The truth of the ‘nonsense’ plot to dethrone Harold Wilson

Harold Wilson waves to the crowd as he arrives at No 10 Downing Street with his wife Mary.
Harold Wilson waves to the crowd as he arrives at No 10 Downing Street with his wife Mary. Photograph: PA

Your report on the latest release of classified files from the National Archives refers to a letter from Cecil Harmsworth King dismissing reports that he, Lord Mountbatten and Hugh Cudlipp had planned to overthrow Harold Wilson’s government (Alleged plotter wrote talk of Wilson ‘coup’ was nonsense, UK archives show, 19 July).

I suggest that a more reliable source for evidence of King’s perfidy is Cudlipp’s gripping autobiography Walking on the Water. In it, Cudlipp, a talented journalist who succeeded King as chairman of the Daily Mirror Group, relates that King plotted an “emergency government” to overthrow Harold Wilson.

Cudlipp met Mountbatten at the latter’s Broadlands home and then arranged a meeting between King and Mountbatten on 8 May 1968 at the peer’s London residence.

King asked Mountbatten if he would “agree to be the titular head of a new administration”. Mountbatten turned to his friend Sir Solly Zuckerman, who he had wisely brought along, and asked: “What do you think?” Zuckerman rose from his chair, reports Cudlipp, and replied: “This is rank treachery … I’m a public servant and will have nothing to do with it. Nor should you, Dickie.”

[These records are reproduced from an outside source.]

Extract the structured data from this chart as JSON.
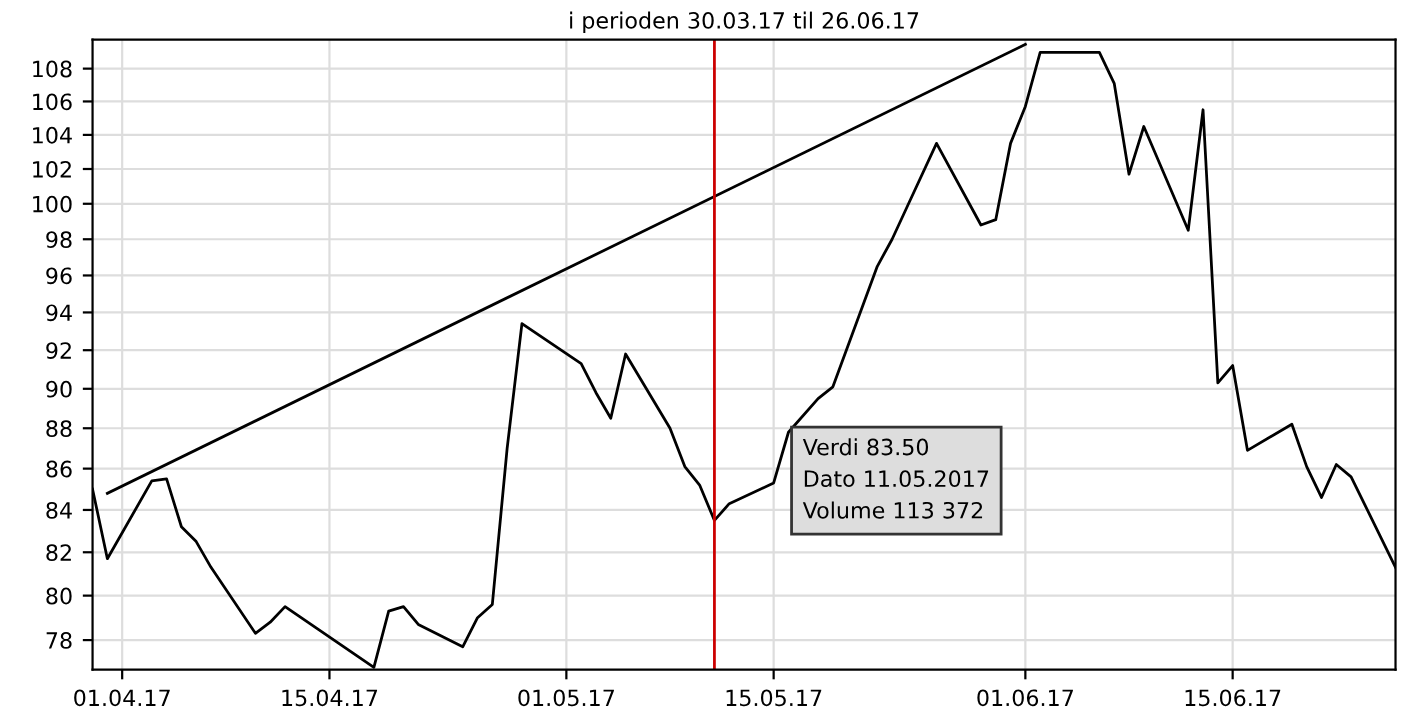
{
  "chart_data": {
    "type": "line",
    "title": "i perioden 30.03.17 til 26.06.17",
    "x": [
      "2017-03-30",
      "2017-03-31",
      "2017-04-03",
      "2017-04-04",
      "2017-04-05",
      "2017-04-06",
      "2017-04-07",
      "2017-04-10",
      "2017-04-11",
      "2017-04-12",
      "2017-04-18",
      "2017-04-19",
      "2017-04-20",
      "2017-04-21",
      "2017-04-24",
      "2017-04-25",
      "2017-04-26",
      "2017-04-27",
      "2017-04-28",
      "2017-05-02",
      "2017-05-03",
      "2017-05-04",
      "2017-05-05",
      "2017-05-08",
      "2017-05-09",
      "2017-05-10",
      "2017-05-11",
      "2017-05-12",
      "2017-05-15",
      "2017-05-16",
      "2017-05-18",
      "2017-05-19",
      "2017-05-22",
      "2017-05-23",
      "2017-05-24",
      "2017-05-26",
      "2017-05-29",
      "2017-05-30",
      "2017-05-31",
      "2017-06-01",
      "2017-06-02",
      "2017-06-06",
      "2017-06-07",
      "2017-06-08",
      "2017-06-09",
      "2017-06-12",
      "2017-06-13",
      "2017-06-14",
      "2017-06-15",
      "2017-06-16",
      "2017-06-19",
      "2017-06-20",
      "2017-06-21",
      "2017-06-22",
      "2017-06-23",
      "2017-06-26"
    ],
    "series": [
      {
        "color": "#000000",
        "values": [
          85.0,
          81.7,
          85.4,
          85.5,
          83.2,
          82.5,
          81.3,
          78.3,
          78.8,
          79.5,
          76.8,
          79.3,
          79.5,
          78.7,
          77.7,
          79.0,
          79.6,
          87.0,
          93.4,
          91.3,
          89.8,
          88.5,
          91.8,
          88.0,
          86.1,
          85.2,
          83.5,
          84.3,
          85.3,
          87.8,
          89.5,
          90.1,
          96.5,
          98.0,
          99.8,
          103.5,
          98.8,
          99.1,
          103.5,
          105.7,
          109.0,
          109.0,
          107.1,
          101.7,
          104.5,
          98.5,
          105.5,
          90.3,
          91.2,
          86.9,
          88.2,
          86.1,
          84.6,
          86.2,
          85.6,
          81.3
        ]
      },
      {
        "type": "line",
        "color": "#000000",
        "x": [
          "2017-03-31",
          "2017-06-01"
        ],
        "values": [
          84.8,
          109.5
        ]
      }
    ],
    "xlim": [
      "2017-03-30",
      "2017-06-26"
    ],
    "xticks": [
      {
        "value": "2017-04-01",
        "label": "01.04.17"
      },
      {
        "value": "2017-04-15",
        "label": "15.04.17"
      },
      {
        "value": "2017-05-01",
        "label": "01.05.17"
      },
      {
        "value": "2017-05-15",
        "label": "15.05.17"
      },
      {
        "value": "2017-06-01",
        "label": "01.06.17"
      },
      {
        "value": "2017-06-15",
        "label": "15.06.17"
      }
    ],
    "log": "y",
    "ylim": [
      76.7,
      109.8
    ],
    "yticks": [
      78,
      80,
      82,
      84,
      86,
      88,
      90,
      92,
      94,
      96,
      98,
      100,
      102,
      104,
      106,
      108
    ],
    "grid": true,
    "ref_lines": [
      {
        "axis": "x",
        "value": "2017-05-11",
        "color": "#cc0000"
      }
    ],
    "annotations": [
      "Verdi 83.50\nDato 11.05.2017\nVolume 113 372"
    ]
  }
}
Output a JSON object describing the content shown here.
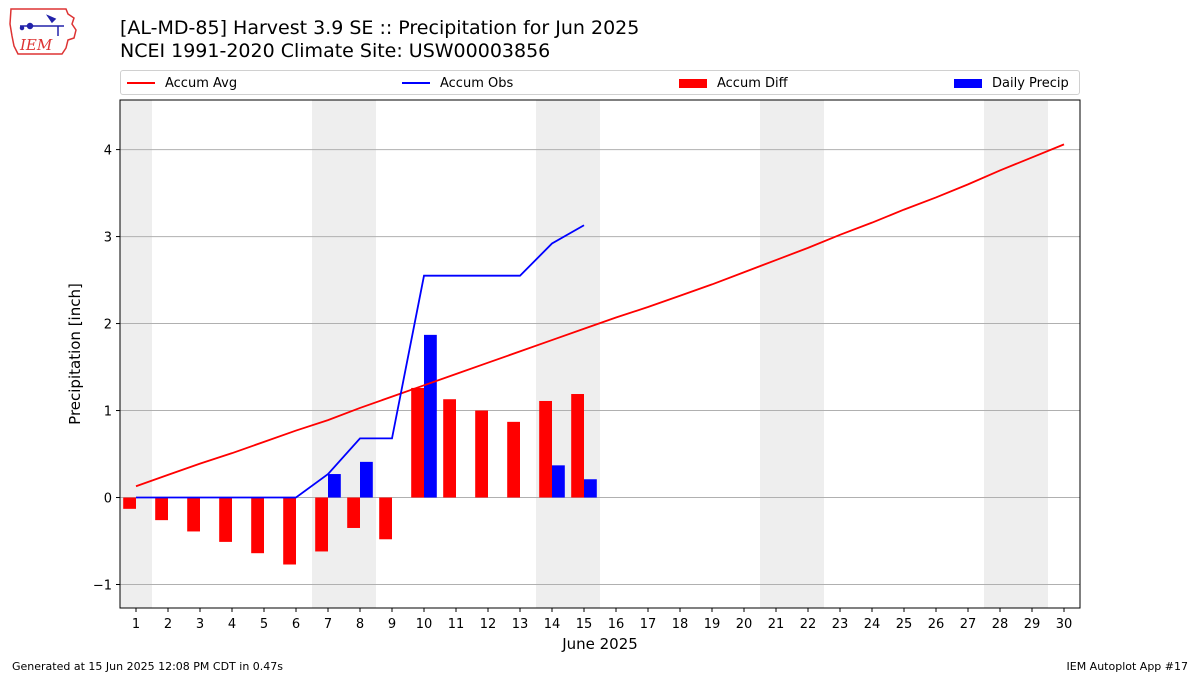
{
  "header": {
    "title_line1": "[AL-MD-85] Harvest 3.9 SE :: Precipitation for Jun 2025",
    "title_line2": "NCEI 1991-2020 Climate Site: USW00003856",
    "logo_text": "IEM"
  },
  "legend": {
    "placement": "top",
    "items": [
      {
        "label": "Accum Avg",
        "kind": "line",
        "color": "#ff0000"
      },
      {
        "label": "Accum Obs",
        "kind": "line",
        "color": "#0000ff"
      },
      {
        "label": "Accum Diff",
        "kind": "bar",
        "color": "#ff0000"
      },
      {
        "label": "Daily Precip",
        "kind": "bar",
        "color": "#0000ff"
      }
    ]
  },
  "footer": {
    "left": "Generated at 15 Jun 2025 12:08 PM CDT in 0.47s",
    "right": "IEM Autoplot App #17"
  },
  "chart_data": {
    "type": "bar",
    "title": "[AL-MD-85] Harvest 3.9 SE :: Precipitation for Jun 2025",
    "subtitle": "NCEI 1991-2020 Climate Site: USW00003856",
    "xlabel": "June 2025",
    "ylabel": "Precipitation [inch]",
    "xlim": [
      0.5,
      30.5
    ],
    "ylim": [
      -1.27,
      4.57
    ],
    "grid": "horizontal",
    "days": [
      1,
      2,
      3,
      4,
      5,
      6,
      7,
      8,
      9,
      10,
      11,
      12,
      13,
      14,
      15,
      16,
      17,
      18,
      19,
      20,
      21,
      22,
      23,
      24,
      25,
      26,
      27,
      28,
      29,
      30
    ],
    "weekend_shading": [
      [
        1,
        1
      ],
      [
        7,
        8
      ],
      [
        14,
        15
      ],
      [
        21,
        22
      ],
      [
        28,
        29
      ]
    ],
    "yticks": [
      -1,
      0,
      1,
      2,
      3,
      4
    ],
    "ytick_labels": [
      "−1",
      "0",
      "1",
      "2",
      "3",
      "4"
    ],
    "series": [
      {
        "name": "Accum Avg",
        "type": "line",
        "color": "#ff0000",
        "x": [
          1,
          2,
          3,
          4,
          5,
          6,
          7,
          8,
          9,
          10,
          11,
          12,
          13,
          14,
          15,
          16,
          17,
          18,
          19,
          20,
          21,
          22,
          23,
          24,
          25,
          26,
          27,
          28,
          29,
          30
        ],
        "values": [
          0.13,
          0.26,
          0.39,
          0.51,
          0.64,
          0.77,
          0.89,
          1.03,
          1.16,
          1.29,
          1.42,
          1.55,
          1.68,
          1.81,
          1.94,
          2.07,
          2.19,
          2.32,
          2.45,
          2.59,
          2.73,
          2.87,
          3.02,
          3.16,
          3.31,
          3.45,
          3.6,
          3.76,
          3.91,
          4.06
        ]
      },
      {
        "name": "Accum Obs",
        "type": "line",
        "color": "#0000ff",
        "x": [
          1,
          2,
          3,
          4,
          5,
          6,
          7,
          8,
          9,
          10,
          11,
          12,
          13,
          14,
          15
        ],
        "values": [
          0,
          0,
          0,
          0,
          0,
          0,
          0.27,
          0.68,
          0.68,
          2.55,
          2.55,
          2.55,
          2.55,
          2.92,
          3.13
        ]
      },
      {
        "name": "Accum Diff",
        "type": "bar",
        "color": "#ff0000",
        "x": [
          1,
          2,
          3,
          4,
          5,
          6,
          7,
          8,
          9,
          10,
          11,
          12,
          13,
          14,
          15
        ],
        "values": [
          -0.13,
          -0.26,
          -0.39,
          -0.51,
          -0.64,
          -0.77,
          -0.62,
          -0.35,
          -0.48,
          1.26,
          1.13,
          1.0,
          0.87,
          1.11,
          1.19
        ]
      },
      {
        "name": "Daily Precip",
        "type": "bar",
        "color": "#0000ff",
        "x": [
          1,
          2,
          3,
          4,
          5,
          6,
          7,
          8,
          9,
          10,
          11,
          12,
          13,
          14,
          15
        ],
        "values": [
          0,
          0,
          0,
          0,
          0,
          0,
          0.27,
          0.41,
          0,
          1.87,
          0,
          0,
          0,
          0.37,
          0.21
        ]
      }
    ]
  }
}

He quotes Mountbatten as saying that so far as he was concerned that sort of role was “simply not on”. Had Mountbatten agreed, the armed forces would have had a difficult choice given that their oath of allegiance is to the Queen, not the country.

It’s a story that was told to me decades ago by Frank Rogers, who went on to become chairman of Hollinger, which owned the Telegraph. He was Cudlipp’s “bag carrier” at the time. All evidence is that King was a very sinister cove indeed.